Representatives of military special ops groups from more than 25 countries were in attendance, as well as researchers, scientists, physicians, nutritionists, strength and conditioning coaches and exercise physiologists. WHOOP was the only technology company to speak, as well as the only presenter without a military affiliation.
“It was a wonderful opportunity and an honor to be able to listen to the top exercise physiologists and researchers talk about the issues they are trying to solve around human performance,” said Kristen Holmes-Winn, Vice President of Performance Optimization at WHOOP. Elite Performance Manager Gary Power echoed a similar sentiment: “We were speaking to people who are very high up in special operations command from countries all over the world. It was truly an honor for us to be there.”
More from the NSHQ press release:
“Just as professional athletes are supported by an integrated Professional Sports Model that utilizes performance programs tailored towards accomplishing the mission at peak levels, special operators represent a significant investment and must perform as tactical athletes. Ultimately SOF [special operation forces] should exhibit human performance characteristics, (speed, mobility, strength, intellect, endurance as well as mental and physical resilience), significantly above those of the enemy.”
Simply put, the same things that optimize performance in elite athletes also apply to special ops forces.
While many of the current programs for tactical athletes involve high-level strength and conditioning coaches, technology is being underutilized. “They are trying to understand what metrics are going to be useful to their operators and to the people who are making decisions on how they train, how they sleep, how they eat, how they should be recovering,” Holmes-Winn said. “At the moment, they don’t have a practical way to monitor the physiology of their tactical athletes. They’re looking for technology that can be worn all the time and can measure the things that they are interested in understanding more fully.”
Heart rate variability (HRV), in particular, was a hot-button topic at the conference, according to Holmes-Winn: “there has been significant research in the last 10 years that suggests reduced resting HRV is associated with increased vulnerability to distress, delayed physiology recovery following stress exposure, and diminished emotion regulation. As such, HRV has really climbed the ladder as a potentially potent biomarker of general stress and health.

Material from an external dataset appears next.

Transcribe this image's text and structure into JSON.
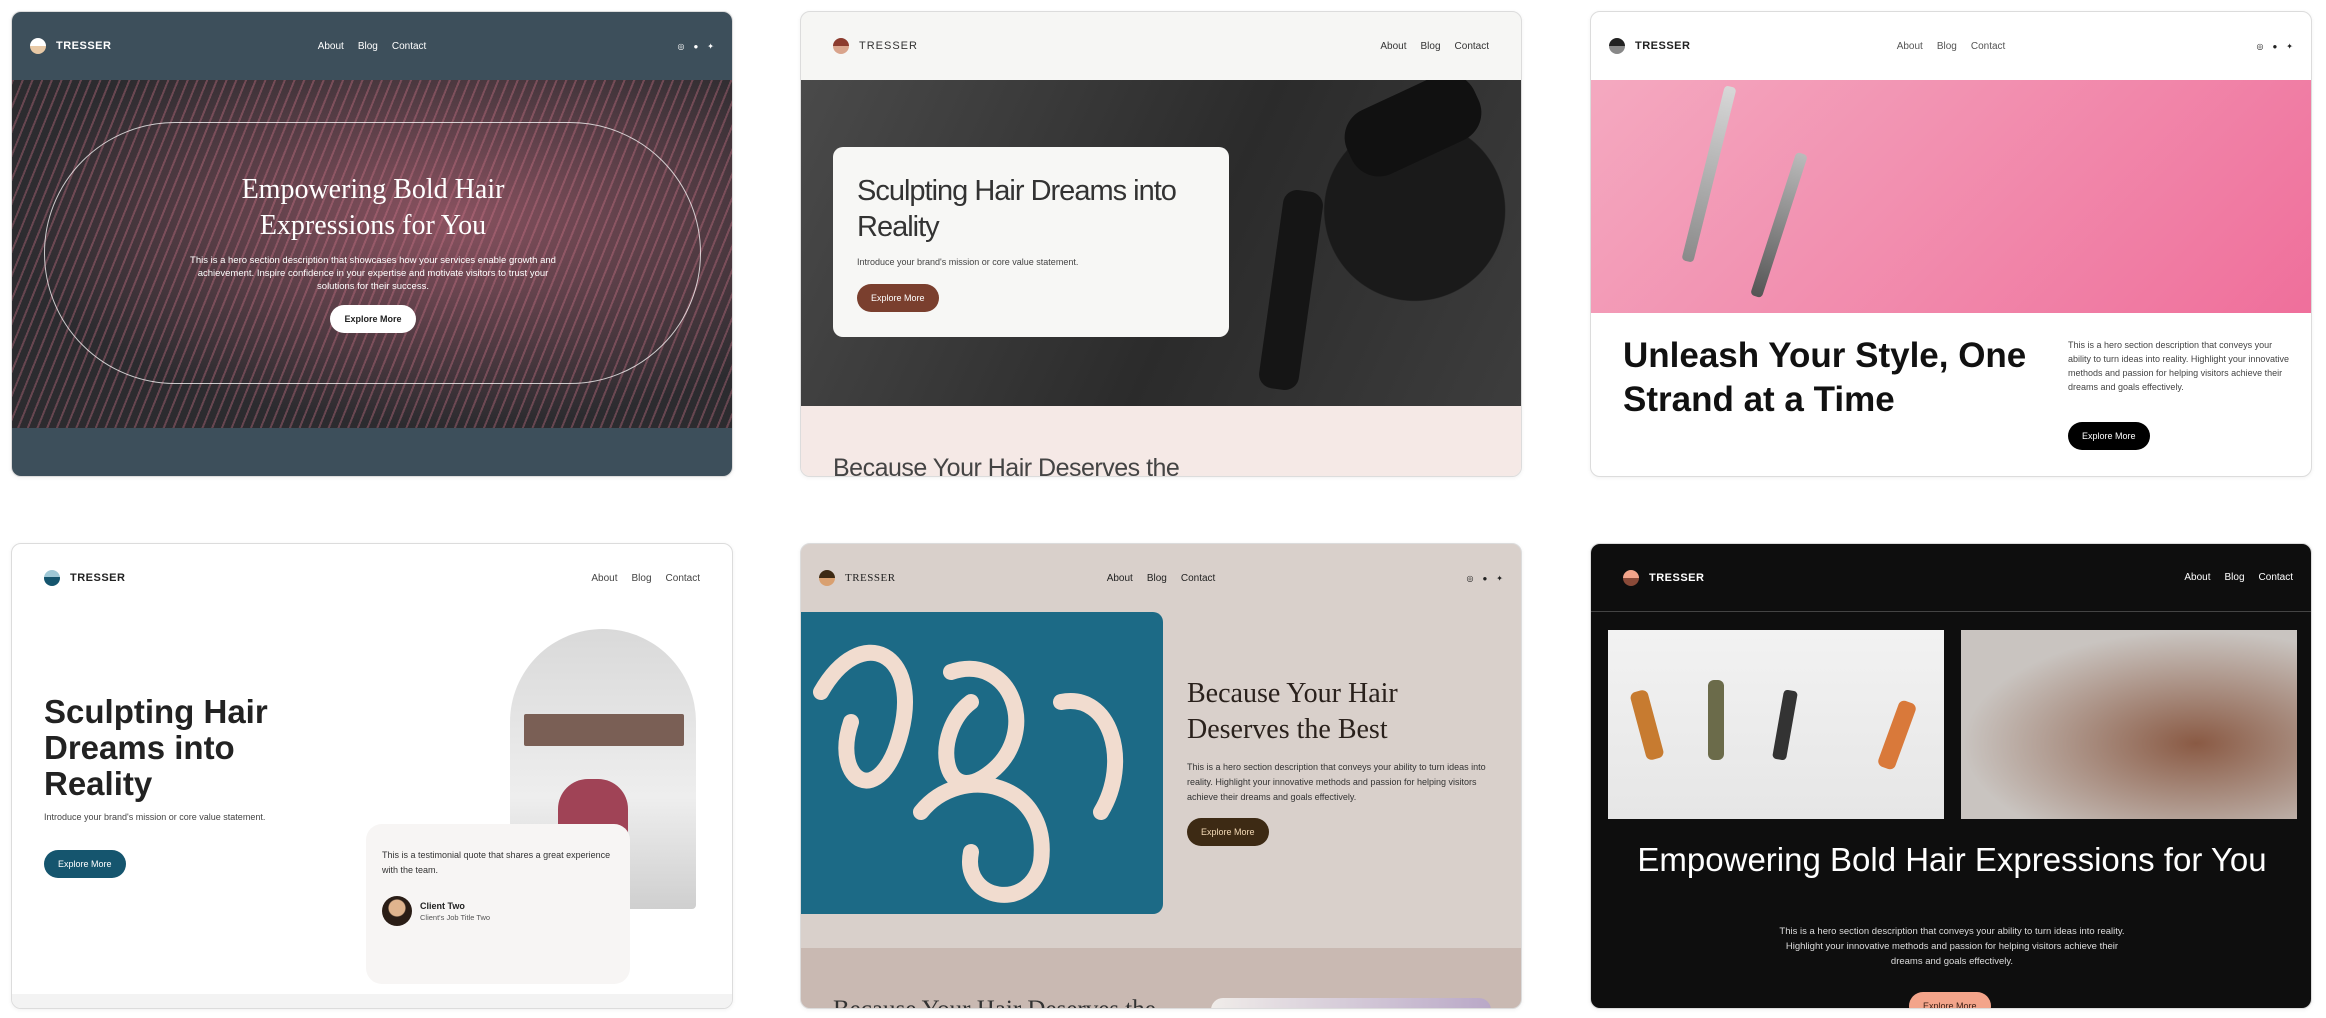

Bottom line, the folks in the room are serious about understanding the readiness of their tactical athletes and measuring HRV is a key piece of the puzzle.”
WHOOP was the final speaker at the three-day event. “One of the things I saw in a lot of the speeches leading up to ours was that they were positioning very well for WHOOP,” Power said.

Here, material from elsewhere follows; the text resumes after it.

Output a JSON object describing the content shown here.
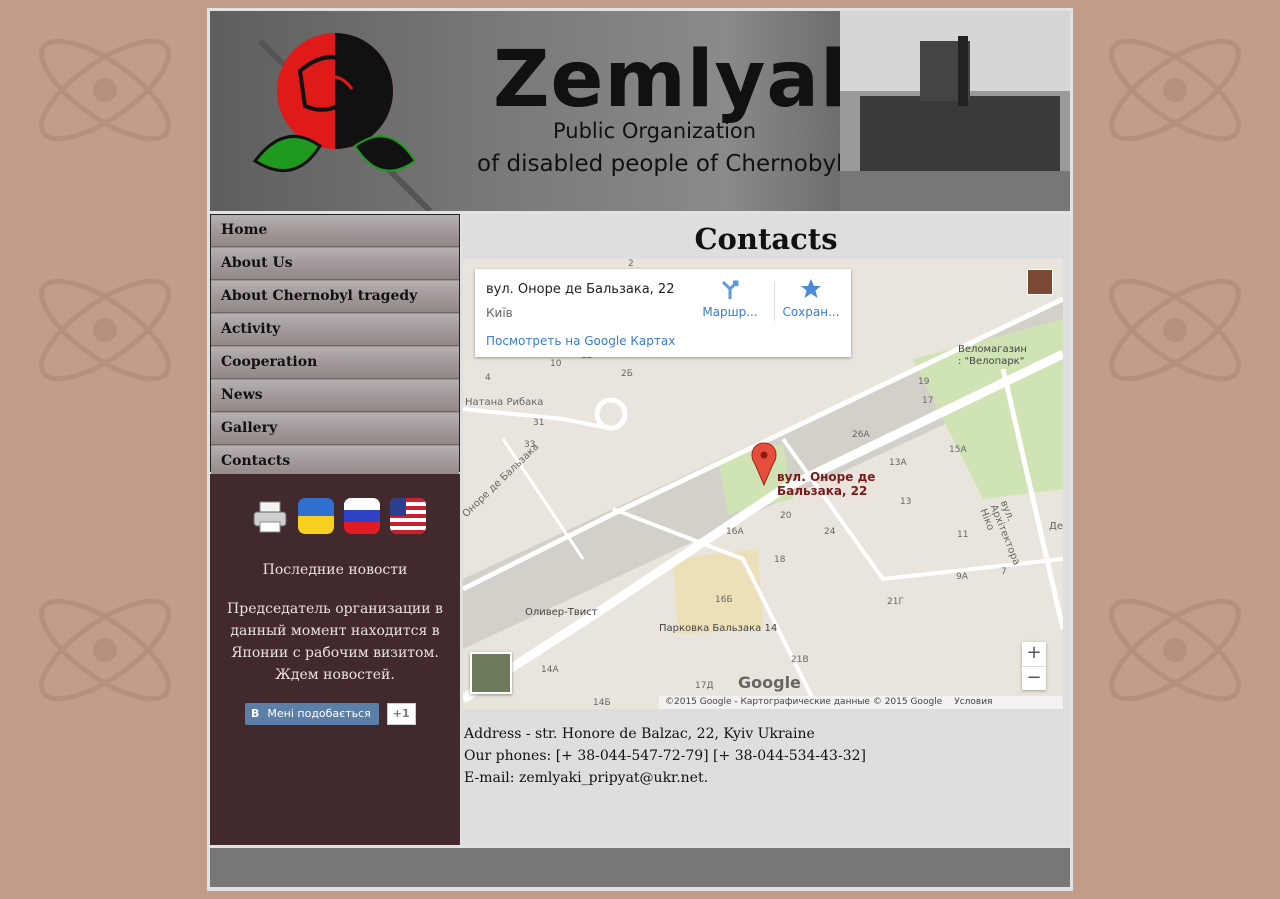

One presenter discussed the inaccuracies of calculating HRV from a chest strap after workouts. WHOOP, on the other hand, measures HRV from the wrist during the last five minutes of slow-wave sleep, a much more reliable method.
Another of the presentations highlighted the dangers surrounding combat readiness for sleep-deprived tactical athletes. “You can only manage something that you measure, which is where WHOOP comes in,” Power noted.
After learning about the science behind WHOOP and the valuable data it can provide, the workshop’s participants showed great enthusiasm for the product. “The interest level was huge. As soon as our presentation ended we had people coming up to us left and right looking to demo the Straps,” said Power.
“It was amazing to be in an environment that is so high stakes,” added Holmes-Winn. “Seeing how WHOOP might be able to help them make better decisions and better prepare their tactical athletes was a special thing to be a part of.”